Nas últimas semanas, uma série de ataques coordenados pelos Estados Unidos e Israel abalou as fundações do programa nuclear iraniano. Apesar dos danos infligidos, o diretor-geral da Agência Internacional de Energia Atômica (AIEA), Rafael Grossi, advertiu que o Irã pode voltar a enriquecer urânio em poucos meses e, potencialmente, elevar seu estoque de material a níveis próximos à faixa militar. Este artigo analisa os desdobramentos desse cenário, os impactos recentes, as implicações estratégicas regionais e os caminhos diplomáticos em debate.
Impacto dos ataques: danos reais e capacidade residual
A ofensiva de junho de 2025
Entre 13 e 23 de junho de 2025, instalações críticas em Natanz, Fordow e outras localidades foram atingidas. Israel afirmou ter destruído túneis subterrâneos e linhas de montagem de centrífugas, enquanto os EUA atacaram três instalações de enriquecimento e depósitos de urânio. Contudo, segundo Rafael Grossi, apesar de danos significativos, instalações-chave seguem operacionais, e o estoque de urânio 60 % permanece em local incerto – possivelmente movido antes das investidas.
Avaliação de retrocesso temporal
Um relatório preliminar da Defense Intelligence Agency (DIA) dos EUA e análises independentes estimam que os ataques atrasaram o programa nuclear iraniano em cerca de seis meses, não em “décadas”, como afirmado pelo presidente Trump. Grossi corrobora a perspectiva de retomada rápida: “Em poucos meses, haverá cascatas de centrífugas girando e produzindo urânio enriquecido”.
Estoque de urânio 60 %
De acordo com a AIEA, o Irã aumentou seu estoque de urânio enriquecido a 60 % para aproximadamente 275 kg em março de 2025, ante 182 kg no trimestre anterior. Essa quantidade, se refinada até 90 %, seria suficiente para várias ogivas em curto espaço de tempo. A incerteza sobre possíveis destruições ou deslocamentos de parte desse estoque impede uma avaliação plena da derrota infligida.
Riscos estratégicos e proliferação nuclear
Dissuasão e corrida regional
Um Irã apto a produzir urânio de grau militar em pouco tempo altera o jogo de dissuasão no Oriente Médio. Vizinhos como Arábia Saudita, Emirados Árabes e Egito podem intensificar seus próprios programas ou recorrer a garantias militares externas, exacerbando tensões sectárias e sectárias.
Limites legais e rompimento de acordos
Desde a saída dos EUA do JCPOA em 2018, Teerã acelerou atividades de enriquecimento acima dos limites acordados. Ao barrar inspetores da AIEA e suspender cooperação parlamentar, o Irã viola obrigações do TNP e do próprio acordo de salvaguardas, podendo sofrer novas sanções – mas também se ver isolado do sistema de verificação global.
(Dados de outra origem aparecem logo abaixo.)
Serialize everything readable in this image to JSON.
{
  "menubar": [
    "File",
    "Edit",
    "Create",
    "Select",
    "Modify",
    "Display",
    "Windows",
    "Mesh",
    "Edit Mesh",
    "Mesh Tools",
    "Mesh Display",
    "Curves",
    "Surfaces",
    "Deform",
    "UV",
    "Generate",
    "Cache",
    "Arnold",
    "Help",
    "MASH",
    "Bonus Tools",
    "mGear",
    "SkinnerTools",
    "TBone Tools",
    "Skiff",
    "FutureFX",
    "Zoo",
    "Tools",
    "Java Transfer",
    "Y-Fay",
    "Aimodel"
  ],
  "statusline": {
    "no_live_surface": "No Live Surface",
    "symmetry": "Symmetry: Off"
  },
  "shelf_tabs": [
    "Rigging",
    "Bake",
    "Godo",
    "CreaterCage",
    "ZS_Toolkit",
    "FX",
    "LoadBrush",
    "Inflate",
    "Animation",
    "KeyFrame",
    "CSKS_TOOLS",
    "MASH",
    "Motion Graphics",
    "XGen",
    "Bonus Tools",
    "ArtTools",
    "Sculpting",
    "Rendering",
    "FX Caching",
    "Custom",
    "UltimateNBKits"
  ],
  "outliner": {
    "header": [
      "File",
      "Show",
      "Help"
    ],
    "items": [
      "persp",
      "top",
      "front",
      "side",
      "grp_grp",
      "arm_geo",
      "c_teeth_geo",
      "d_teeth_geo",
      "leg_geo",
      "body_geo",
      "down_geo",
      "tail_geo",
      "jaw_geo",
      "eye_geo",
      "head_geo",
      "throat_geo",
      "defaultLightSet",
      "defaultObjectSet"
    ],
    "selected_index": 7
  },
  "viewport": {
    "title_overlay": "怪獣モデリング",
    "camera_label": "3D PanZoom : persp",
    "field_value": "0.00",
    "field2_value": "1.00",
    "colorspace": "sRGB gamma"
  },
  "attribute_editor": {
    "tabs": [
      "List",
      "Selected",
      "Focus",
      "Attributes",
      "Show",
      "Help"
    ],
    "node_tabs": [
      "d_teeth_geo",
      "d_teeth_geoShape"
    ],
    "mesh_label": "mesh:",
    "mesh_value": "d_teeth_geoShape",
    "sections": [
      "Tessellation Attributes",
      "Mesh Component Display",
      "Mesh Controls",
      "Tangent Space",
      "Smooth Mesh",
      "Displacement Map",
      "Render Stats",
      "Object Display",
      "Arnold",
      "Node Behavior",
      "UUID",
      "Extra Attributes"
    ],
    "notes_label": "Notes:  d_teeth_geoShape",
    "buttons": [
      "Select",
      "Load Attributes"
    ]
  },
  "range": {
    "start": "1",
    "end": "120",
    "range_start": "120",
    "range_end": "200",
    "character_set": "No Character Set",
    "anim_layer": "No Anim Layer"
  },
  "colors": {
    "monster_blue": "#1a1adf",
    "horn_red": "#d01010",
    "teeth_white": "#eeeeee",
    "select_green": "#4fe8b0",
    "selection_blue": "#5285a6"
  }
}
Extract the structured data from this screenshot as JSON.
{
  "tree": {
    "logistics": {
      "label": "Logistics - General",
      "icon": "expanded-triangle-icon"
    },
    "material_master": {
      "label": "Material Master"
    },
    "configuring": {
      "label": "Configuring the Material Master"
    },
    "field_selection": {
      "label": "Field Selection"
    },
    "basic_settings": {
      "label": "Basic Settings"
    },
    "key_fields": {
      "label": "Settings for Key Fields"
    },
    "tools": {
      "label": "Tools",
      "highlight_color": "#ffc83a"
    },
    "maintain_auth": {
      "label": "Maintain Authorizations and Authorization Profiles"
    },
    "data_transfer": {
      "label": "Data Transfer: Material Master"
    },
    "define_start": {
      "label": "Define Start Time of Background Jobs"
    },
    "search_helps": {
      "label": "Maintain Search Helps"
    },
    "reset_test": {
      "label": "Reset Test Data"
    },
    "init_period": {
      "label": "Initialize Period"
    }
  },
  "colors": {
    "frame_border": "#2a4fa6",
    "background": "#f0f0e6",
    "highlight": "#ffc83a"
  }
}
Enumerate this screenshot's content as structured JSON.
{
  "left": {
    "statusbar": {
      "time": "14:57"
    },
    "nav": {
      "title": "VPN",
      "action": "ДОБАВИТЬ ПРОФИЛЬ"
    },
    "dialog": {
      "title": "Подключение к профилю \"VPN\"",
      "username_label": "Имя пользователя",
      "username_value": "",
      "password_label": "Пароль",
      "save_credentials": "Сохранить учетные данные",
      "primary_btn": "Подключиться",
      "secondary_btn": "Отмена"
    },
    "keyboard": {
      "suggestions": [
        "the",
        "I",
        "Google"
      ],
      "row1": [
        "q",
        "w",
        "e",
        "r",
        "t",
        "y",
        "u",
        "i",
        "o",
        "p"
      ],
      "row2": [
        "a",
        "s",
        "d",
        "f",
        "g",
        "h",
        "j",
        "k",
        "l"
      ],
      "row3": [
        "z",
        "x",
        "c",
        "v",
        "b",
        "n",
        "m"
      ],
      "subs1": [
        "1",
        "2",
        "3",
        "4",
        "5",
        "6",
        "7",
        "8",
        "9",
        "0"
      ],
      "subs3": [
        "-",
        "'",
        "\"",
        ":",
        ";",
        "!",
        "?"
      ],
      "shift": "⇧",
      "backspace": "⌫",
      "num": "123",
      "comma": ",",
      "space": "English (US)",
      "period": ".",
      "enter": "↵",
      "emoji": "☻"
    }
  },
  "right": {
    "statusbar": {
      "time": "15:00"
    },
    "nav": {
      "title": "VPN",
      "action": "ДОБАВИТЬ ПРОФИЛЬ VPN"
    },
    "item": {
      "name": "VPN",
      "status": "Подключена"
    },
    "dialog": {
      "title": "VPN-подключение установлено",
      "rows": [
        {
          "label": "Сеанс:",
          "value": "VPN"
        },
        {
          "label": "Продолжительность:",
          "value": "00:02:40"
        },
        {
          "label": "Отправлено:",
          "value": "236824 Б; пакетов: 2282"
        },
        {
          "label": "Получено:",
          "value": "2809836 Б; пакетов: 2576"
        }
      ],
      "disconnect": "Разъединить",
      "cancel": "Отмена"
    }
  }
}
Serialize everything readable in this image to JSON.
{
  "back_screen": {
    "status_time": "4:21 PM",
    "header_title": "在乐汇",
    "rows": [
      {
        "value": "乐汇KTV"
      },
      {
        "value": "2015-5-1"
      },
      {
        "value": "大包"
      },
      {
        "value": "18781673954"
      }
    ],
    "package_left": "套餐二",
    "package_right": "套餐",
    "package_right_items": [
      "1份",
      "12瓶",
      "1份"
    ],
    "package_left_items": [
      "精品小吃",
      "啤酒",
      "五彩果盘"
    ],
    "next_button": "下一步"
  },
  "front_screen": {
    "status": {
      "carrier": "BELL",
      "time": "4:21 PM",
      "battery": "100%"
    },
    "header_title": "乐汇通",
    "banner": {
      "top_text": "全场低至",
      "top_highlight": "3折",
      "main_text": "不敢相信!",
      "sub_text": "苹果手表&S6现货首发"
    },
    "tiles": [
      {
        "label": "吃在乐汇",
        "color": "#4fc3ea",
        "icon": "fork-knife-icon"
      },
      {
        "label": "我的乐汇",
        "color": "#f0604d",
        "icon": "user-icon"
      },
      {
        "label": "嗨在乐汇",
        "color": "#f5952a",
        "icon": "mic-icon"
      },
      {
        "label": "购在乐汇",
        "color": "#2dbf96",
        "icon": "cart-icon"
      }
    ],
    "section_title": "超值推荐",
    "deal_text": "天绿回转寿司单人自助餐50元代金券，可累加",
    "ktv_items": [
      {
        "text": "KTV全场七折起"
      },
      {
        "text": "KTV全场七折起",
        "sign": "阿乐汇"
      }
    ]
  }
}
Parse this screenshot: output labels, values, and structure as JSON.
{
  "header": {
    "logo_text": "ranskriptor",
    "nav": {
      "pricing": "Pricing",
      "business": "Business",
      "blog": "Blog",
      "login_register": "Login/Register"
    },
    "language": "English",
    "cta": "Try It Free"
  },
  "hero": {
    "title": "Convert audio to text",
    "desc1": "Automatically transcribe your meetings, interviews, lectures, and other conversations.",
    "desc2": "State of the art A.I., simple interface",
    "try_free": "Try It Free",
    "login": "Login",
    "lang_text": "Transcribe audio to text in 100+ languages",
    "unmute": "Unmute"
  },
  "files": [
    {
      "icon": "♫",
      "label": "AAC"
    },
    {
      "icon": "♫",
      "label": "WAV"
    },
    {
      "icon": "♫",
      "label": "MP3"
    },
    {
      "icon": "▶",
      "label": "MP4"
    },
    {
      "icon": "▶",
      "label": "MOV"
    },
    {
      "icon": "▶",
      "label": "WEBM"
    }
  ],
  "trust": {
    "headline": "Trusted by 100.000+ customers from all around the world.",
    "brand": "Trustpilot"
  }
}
Perspectivas diplomáticas e geopolíticas
Sanções versus engajamento
O endurecimento de sanções econômicas – mirando petróleo, bancos e setor de transporte – visa pressionar Teerã, mas requer solidariedade internacional, em especial da UE e de potências asiáticas.
Canais multilaterais ativos
Diálogo mediado pela União Europeia, Catar e Suíça ainda resiste: trocas discretas de propostas para retorno gradual ao JCPOA e concessões mútuas, como limitação do estoque de 60 % em troca de alívio parcial de sanções, podem impedir nova escalada. Contudo, a confiança está em seus níveis mais baixos em décadas.
Cenário militar de retaguarda
Embora medidas militares adicionais sejam cogitadas como ultimato, elas carregam alto risco de escalada imprevisível: retaliações em estreitos navegáveis e ataques a infraestrutura de petróleo podem desestabilizar todo o comércio global.
Conclusão
A advertência de Rafael Grossi e relatórios recentes confirmam a resiliência do programa nuclear iraniano: mesmo após sucessivos bombardeios, bastam meses para que as centrífugas voltem a operar a níveis críticos. Estocar 275 kg de urânio a 60 % reforça o potencial de “breakout” acelerado, reduzindo a janela de reação internacional. No tabuleiro geopolítico, a escolha entre sanções duras, diplomacia cautelosa e opções militares de retaguarda será crucial para determinar se Teerã será reinserido no regime de não-proliferação ou se prosseguirá em um caminho de ambiguidade perigosa.